На этой фотографии, сделанной из иллюминатора самолета, при полете над границей суши и моря — не одно небо, а несколько: синее небо, состоящее из синих облаков, в лишенном перспективы наклоне к плоскости белого неба, состоящего из белых облаков, снизу оттененных материково-водным экраном. На деле, белых и голубых небес здесь не два, а больше, и все они пребывают в «странной» связи, несомненно, наличной, но никак не упорядочиваемой в однородной горизонт наблюдения. Вода здесь неотличима от неба, заставляя сомневаться в верности атрибуции, а типология и разброс облаков наводит на мысль об искусном трюкачестве. Перед нами — «сломанное» небо, то есть небо нарушенных грез, в разломах которого по-прежнему дремлют грезы. Иначе говоря, это небо эмпирическое.
Дорога разливается по берегу Финского залива так, что один из ее рукавов сливается с кромкой моря. На фотографии вода не видна, а скорее угадывается справа вдалеке, в металлическим оттенке. Это отраженное сияние важно лишь как часть общего разнообразия, окружающего дорогу и контрастирующего с ней своей полустертостью и серийностью. Дорога, между тем и в противовес нашим привычкам, обладает почти разящей индивидуальностью.

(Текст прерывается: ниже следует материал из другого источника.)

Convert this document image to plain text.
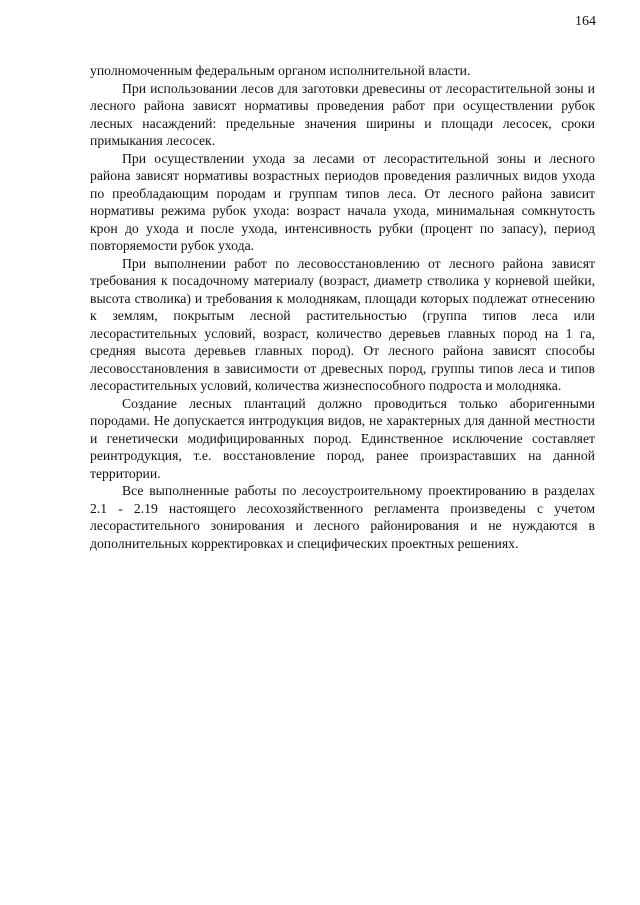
164

уполномоченным федеральным органом исполнительной власти.

При использовании лесов для заготовки древесины от лесорастительной зоны и лесного района зависят нормативы проведения работ при осуществлении рубок лесных насаждений: предельные значения ширины и площади лесосек, сроки примыкания лесосек.

При осуществлении ухода за лесами от лесорастительной зоны и лесного района зависят нормативы возрастных периодов проведения различных видов ухода по преобладающим породам и группам типов леса. От лесного района зависит нормативы режима рубок ухода: возраст начала ухода, минимальная сомкнутость крон до ухода и после ухода, интенсивность рубки (процент по запасу), период повторяемости рубок ухода.

При выполнении работ по лесовосстановлению от лесного района зависят требования к посадочному материалу (возраст, диаметр стволика у корневой шейки, высота стволика) и требования к молоднякам, площади которых подлежат отнесению к землям, покрытым лесной растительностью (группа типов леса или лесорастительных условий, возраст, количество деревьев главных пород на 1 га, средняя высота деревьев главных пород). От лесного района зависят способы лесовосстановления в зависимости от древесных пород, группы типов леса и типов лесорастительных условий, количества жизнеспособного подроста и молодняка.

Создание лесных плантаций должно проводиться только аборигенными породами. Не допускается интродукция видов, не характерных для данной местности и генетически модифицированных пород. Единственное исключение составляет реинтродукция, т.е. восстановление пород, ранее произраставших на данной территории.

Все выполненные работы по лесоустроительному проектированию в разделах 2.1 - 2.19 настоящего лесохозяйственного регламента произведены с учетом лесорастительного зонирования и лесного районирования и не нуждаются в дополнительных корректировках и специфических проектных решениях.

Как и небо на первой фотографии (здесь почти отсутствующее), перед нами — монолит, осязаемо распавшийся на несколько самостоятельных эмпирических объектов: дорога из трамбованой земли, дорога из камней, произвольно рвущих земляное полотно, и, наконец, дорога из следов — путь, как результат безличного людского действия. На деле, одно из наиболее заметных свойств этого пейзажа составляет даже не «каменистость» или «землистость», а заезженность, потертость, доведенная до блеска ненамеренно, не ради красоты. Жалкий блеск использованных недо-предметов до предела усиливается безжалостным сиянием, которое заливает окружающий мир из неба в той же мере, что и из моря. Природное подобие дороги, распадающейся чуть дальше на несколько рукавов, и ее почти болезненная, нарывная рукотворность — сбивают с толку так же, как произвольно множащиеся небеса первого снимка, где синие и белые планы ясно поделены даже в хаотическом смешении перспектив. В общем смысле, именно такая противоречивая невыразимость, которая нарушает сусальные ожидания массовой символики соответствий, составляет первоначальный критический потенциал эстетики при работе с любым материалом, даже наиболее далеким от явственно узнаваемого социального.
Стоит отметить, что никакое место, кроме Питера и его окрестностей, не оставляет столь запоминающегося, режущего глаз наложения на потертые до блеска поверхности еще одного «идеального объекта» — света солнца.